If French’s classically raunchy hits like “Pop That” and “Freaks” aren’t quite the holiday ambience you’re looking for, the Daptone Super Soul Review dishes out three nights of smooth funk, soul, and gospel at the Apollo Theater in Harlem, December 4–6. It’s the first time the Brooklyn-based label has brought its Soul Review to the city, and headliners include New York natives Charles Bradley, Sharon Jones and the Dap-Kings, and Afrobeat band Antibalas. Bradley, a relative newcomer to the music industry at age 66, is riding the success of his very excellent sophomore album, Victim of Love; before striking out on his own, he used to perform regularly in Brooklyn as a James Brown impersonator.

Siblings Rufus and Martha Wainwright will revive their holiday show, Noël Nights, December 17 and 18 at Town Hall in Manhattan after three years away from New York City. The concert follows in the tradition of their late mother Kate McGarrigle’s famous Christmas shows, and will feature a slew of yuletide appearances from the likes of Emmylou Harris, Cyndi Lauper, Renée Fleming, and, of course, a whole bunch of Wainwrights.

The punks, too, will be back home this holiday season. Marky Ramone is hosting a release party for his new autobiography, Punk Rock Blitzkrieg: My Life as a Ramone, and performing with Village Voice advice columnist, professional partier, and all-around rock Renaissance man Andrew W.K. at the Gramercy Theatre on January 17.

Brooklyn indie quartet Yellow Ostrich will play their final show as a band at Glasslands Gallery in Williamsburg on December 8, just weeks before the DIY venue and arts space shuts its doors forever on New Year’s Day. That same night, Landlady, an art-rock band based in Brooklyn that has garnered high praise from the likes of Pitchfork and the New York Times, brings its spasmodic blend of melodic rock and avant-garde arrangements to Mercury Lounge on the Lower East Side.

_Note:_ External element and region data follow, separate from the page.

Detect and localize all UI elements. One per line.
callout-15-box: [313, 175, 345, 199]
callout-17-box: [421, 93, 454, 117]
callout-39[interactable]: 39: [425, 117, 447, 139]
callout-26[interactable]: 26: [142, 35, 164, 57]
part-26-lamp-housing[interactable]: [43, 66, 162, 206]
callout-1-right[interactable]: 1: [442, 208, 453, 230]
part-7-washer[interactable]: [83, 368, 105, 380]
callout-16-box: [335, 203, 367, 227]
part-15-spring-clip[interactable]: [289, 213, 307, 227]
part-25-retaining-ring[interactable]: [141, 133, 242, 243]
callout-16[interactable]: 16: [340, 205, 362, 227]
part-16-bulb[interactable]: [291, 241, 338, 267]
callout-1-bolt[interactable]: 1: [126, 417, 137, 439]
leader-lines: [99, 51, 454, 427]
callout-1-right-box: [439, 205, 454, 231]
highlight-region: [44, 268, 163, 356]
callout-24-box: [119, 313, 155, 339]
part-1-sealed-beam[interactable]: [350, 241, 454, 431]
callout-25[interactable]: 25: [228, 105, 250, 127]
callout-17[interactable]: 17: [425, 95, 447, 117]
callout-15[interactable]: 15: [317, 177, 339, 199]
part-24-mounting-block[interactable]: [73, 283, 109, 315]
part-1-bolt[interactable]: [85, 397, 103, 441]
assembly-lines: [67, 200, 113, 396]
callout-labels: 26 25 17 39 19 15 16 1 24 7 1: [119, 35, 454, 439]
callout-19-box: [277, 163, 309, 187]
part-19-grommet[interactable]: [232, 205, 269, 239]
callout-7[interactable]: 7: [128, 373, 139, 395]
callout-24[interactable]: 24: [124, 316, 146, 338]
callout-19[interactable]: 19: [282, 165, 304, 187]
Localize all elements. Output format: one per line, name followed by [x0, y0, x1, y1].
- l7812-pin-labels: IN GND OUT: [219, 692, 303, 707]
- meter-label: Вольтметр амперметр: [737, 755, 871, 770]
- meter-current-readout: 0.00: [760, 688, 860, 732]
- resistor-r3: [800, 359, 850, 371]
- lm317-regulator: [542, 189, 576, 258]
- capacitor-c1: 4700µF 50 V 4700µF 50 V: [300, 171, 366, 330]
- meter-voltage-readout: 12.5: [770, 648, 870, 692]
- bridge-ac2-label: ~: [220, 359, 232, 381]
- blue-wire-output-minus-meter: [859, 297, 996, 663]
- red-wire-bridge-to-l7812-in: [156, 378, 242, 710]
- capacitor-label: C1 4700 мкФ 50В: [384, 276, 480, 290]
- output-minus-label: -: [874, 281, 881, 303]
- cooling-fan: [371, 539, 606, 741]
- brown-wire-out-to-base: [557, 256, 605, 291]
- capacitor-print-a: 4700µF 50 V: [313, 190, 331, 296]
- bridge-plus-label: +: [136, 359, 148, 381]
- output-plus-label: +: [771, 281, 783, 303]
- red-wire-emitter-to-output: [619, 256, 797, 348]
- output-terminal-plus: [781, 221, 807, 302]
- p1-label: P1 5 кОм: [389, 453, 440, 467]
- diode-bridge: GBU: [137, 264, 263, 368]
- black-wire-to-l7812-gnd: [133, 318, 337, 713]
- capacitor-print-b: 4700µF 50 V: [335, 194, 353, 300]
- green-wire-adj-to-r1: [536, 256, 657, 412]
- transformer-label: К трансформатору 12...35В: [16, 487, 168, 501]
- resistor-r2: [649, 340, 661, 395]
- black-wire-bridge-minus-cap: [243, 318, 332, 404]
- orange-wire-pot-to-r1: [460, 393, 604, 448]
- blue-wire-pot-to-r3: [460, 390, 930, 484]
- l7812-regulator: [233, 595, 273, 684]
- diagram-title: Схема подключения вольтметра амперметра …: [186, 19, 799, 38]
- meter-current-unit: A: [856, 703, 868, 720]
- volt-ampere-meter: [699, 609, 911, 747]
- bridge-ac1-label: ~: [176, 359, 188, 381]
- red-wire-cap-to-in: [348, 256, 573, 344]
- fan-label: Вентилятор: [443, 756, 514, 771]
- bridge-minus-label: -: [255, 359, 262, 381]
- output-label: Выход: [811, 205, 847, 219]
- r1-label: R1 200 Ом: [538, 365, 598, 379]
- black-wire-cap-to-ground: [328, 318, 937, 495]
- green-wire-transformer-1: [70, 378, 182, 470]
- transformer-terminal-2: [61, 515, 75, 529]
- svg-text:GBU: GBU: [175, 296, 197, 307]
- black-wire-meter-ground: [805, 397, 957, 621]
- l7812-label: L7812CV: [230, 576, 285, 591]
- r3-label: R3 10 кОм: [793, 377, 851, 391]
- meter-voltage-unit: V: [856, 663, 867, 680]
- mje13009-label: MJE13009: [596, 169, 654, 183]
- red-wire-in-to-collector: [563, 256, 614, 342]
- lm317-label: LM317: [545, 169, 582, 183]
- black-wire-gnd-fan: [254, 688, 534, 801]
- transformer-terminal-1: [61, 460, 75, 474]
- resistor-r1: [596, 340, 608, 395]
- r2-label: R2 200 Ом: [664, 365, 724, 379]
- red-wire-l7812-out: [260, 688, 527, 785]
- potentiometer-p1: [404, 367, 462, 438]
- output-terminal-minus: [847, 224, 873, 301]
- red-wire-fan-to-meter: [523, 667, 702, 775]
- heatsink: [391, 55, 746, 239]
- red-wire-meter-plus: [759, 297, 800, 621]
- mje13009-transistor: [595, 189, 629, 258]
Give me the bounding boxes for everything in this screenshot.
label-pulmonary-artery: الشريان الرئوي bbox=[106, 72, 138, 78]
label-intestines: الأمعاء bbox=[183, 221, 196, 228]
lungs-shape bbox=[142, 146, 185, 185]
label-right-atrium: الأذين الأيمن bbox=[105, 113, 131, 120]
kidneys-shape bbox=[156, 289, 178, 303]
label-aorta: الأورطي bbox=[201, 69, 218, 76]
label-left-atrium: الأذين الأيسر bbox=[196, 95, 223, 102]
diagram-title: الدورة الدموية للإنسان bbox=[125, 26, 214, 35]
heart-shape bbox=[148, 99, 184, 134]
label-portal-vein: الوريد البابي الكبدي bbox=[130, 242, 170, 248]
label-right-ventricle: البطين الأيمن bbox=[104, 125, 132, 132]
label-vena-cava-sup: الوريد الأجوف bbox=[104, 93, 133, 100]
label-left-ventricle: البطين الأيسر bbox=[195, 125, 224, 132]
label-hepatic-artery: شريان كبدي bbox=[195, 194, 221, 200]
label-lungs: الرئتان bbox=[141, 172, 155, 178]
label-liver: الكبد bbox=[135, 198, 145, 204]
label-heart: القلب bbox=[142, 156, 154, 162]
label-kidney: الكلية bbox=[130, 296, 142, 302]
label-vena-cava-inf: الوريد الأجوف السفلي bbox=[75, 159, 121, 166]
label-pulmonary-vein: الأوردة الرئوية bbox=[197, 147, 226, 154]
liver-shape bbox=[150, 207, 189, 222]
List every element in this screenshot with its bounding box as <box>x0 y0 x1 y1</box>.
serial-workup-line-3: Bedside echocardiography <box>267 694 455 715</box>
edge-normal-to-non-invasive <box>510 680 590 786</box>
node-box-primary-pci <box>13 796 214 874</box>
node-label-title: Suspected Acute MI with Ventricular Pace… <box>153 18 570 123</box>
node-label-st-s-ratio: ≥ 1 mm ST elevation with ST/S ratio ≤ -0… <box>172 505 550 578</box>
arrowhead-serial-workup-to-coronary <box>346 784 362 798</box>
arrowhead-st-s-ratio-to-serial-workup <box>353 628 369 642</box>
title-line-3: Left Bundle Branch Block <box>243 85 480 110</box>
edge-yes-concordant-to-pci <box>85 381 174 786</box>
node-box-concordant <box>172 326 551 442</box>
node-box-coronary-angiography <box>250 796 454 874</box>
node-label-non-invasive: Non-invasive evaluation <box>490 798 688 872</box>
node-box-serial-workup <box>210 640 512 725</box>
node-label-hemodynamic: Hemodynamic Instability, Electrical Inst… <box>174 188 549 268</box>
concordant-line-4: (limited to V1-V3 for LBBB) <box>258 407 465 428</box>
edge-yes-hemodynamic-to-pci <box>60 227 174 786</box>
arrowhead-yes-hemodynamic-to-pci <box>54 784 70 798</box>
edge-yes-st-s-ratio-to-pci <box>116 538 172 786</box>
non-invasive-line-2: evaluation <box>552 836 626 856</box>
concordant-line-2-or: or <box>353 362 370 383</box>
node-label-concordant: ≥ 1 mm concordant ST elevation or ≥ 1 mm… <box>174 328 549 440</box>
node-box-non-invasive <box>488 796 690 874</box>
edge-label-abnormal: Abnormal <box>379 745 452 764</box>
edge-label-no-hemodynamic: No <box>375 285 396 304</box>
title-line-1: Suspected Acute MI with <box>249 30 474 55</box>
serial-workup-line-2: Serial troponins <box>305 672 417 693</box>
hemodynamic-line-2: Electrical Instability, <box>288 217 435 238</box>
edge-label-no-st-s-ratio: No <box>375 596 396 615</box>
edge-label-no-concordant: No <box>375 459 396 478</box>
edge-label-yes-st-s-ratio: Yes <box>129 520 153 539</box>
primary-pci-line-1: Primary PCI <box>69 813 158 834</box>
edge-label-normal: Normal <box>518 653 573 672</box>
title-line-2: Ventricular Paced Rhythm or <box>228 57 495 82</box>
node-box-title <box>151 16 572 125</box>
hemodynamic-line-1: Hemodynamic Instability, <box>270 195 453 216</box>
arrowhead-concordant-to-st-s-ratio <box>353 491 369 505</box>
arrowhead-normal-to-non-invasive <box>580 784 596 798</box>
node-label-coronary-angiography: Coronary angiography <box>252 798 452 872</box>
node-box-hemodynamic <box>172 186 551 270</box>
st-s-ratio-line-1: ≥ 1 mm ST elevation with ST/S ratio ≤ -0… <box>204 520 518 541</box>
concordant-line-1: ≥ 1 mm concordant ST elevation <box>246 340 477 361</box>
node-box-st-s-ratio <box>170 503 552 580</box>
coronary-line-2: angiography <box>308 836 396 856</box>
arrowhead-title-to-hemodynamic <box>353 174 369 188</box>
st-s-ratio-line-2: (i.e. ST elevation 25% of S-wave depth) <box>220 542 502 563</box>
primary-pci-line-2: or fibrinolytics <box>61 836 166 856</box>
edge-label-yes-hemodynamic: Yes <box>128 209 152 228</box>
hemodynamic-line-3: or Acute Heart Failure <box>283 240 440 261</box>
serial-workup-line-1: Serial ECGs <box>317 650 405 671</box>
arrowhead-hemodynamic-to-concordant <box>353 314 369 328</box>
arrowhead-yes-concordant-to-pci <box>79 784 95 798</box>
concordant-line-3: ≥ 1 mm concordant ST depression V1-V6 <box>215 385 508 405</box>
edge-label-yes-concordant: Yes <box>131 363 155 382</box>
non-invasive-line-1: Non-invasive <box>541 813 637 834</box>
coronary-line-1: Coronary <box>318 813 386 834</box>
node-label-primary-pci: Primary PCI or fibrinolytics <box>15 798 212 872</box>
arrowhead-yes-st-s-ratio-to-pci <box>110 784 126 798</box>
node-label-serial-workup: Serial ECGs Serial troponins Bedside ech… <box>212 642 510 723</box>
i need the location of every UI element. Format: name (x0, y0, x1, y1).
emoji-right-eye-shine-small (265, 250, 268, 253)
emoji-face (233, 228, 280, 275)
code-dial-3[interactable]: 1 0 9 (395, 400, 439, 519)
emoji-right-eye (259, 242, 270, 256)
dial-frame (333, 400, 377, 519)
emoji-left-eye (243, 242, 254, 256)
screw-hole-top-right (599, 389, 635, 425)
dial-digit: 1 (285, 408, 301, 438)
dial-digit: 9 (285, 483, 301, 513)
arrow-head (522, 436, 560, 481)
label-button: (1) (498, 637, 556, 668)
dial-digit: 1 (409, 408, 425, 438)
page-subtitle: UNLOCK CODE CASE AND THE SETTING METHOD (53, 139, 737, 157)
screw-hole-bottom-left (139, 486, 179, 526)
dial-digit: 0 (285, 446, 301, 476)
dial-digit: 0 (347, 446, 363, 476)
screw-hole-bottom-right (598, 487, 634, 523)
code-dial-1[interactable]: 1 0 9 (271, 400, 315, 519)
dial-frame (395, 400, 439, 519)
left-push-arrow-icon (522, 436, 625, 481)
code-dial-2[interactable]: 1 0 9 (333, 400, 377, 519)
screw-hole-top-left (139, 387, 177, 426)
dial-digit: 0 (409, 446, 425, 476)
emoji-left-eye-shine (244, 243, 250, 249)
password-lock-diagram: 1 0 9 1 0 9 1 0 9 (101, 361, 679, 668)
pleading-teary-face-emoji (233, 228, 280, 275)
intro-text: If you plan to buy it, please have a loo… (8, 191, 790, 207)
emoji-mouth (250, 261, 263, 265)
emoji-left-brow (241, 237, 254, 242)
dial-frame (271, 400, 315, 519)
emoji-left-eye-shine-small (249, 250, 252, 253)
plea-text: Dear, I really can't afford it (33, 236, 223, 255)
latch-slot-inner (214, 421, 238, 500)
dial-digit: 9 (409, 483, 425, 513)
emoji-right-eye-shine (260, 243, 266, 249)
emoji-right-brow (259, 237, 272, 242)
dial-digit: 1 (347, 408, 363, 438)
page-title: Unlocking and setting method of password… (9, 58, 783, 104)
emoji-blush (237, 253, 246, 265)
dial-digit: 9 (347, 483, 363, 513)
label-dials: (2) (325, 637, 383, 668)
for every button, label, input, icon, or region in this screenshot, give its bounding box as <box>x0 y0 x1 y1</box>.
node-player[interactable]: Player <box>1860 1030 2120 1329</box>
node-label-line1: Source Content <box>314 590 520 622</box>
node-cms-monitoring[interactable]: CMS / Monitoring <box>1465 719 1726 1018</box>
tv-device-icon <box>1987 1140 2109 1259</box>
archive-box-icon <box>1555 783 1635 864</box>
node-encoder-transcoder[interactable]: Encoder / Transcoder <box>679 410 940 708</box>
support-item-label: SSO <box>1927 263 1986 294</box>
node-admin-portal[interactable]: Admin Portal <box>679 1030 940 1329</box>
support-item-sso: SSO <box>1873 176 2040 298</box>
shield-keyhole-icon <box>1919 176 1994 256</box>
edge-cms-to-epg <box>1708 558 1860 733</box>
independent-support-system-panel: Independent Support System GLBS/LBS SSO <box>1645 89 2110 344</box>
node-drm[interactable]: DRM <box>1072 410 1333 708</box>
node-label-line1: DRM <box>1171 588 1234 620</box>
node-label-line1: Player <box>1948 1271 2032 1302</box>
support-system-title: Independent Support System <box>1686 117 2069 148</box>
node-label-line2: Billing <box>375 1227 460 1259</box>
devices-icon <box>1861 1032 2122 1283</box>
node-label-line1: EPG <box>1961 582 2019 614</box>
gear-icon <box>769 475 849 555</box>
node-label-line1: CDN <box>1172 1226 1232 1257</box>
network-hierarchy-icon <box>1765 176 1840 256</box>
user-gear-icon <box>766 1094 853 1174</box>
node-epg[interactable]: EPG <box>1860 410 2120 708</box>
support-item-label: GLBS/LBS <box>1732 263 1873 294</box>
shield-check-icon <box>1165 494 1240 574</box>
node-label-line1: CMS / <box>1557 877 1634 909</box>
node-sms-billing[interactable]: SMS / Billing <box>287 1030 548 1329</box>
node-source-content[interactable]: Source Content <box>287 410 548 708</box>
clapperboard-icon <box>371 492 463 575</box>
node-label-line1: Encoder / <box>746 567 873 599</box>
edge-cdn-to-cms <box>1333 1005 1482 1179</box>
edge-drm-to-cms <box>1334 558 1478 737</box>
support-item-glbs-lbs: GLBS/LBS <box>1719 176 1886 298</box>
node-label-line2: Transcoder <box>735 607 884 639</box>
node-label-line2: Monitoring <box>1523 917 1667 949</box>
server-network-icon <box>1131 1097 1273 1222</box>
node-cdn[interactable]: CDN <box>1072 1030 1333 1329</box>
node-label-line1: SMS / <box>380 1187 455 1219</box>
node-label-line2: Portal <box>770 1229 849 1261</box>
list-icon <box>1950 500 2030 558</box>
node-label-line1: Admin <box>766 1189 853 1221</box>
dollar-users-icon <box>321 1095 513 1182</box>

On December 21, the Front Bottoms, one of the bands leading the so-called “emo revival,” partner with BrooklynVegan to host the Champagne Jam, a three-floor holiday party at Manhattan’s Webster Hall. The festivities will also feature Brooklyn’s Kevin Devine & the Goddamn Band, the Hold Steady’s Craig Finn, punk band the So So Glos, and more. And on December 30, Chumped, a self-described “bummer punk” band from Brooklyn, cap off 2014 at the Acheron in East Williamsburg.

While perhaps more artists call New York City home than any other place on earth, the good ones spend most of the year on the road, spreading the gospel to the masses. Between recording sessions and long, exhausting tours out west, a show in Manhattan or an impromptu gig in Brooklyn becomes as rare as a trip back home to see your parents. Let’s all try to make the most of the time we have together.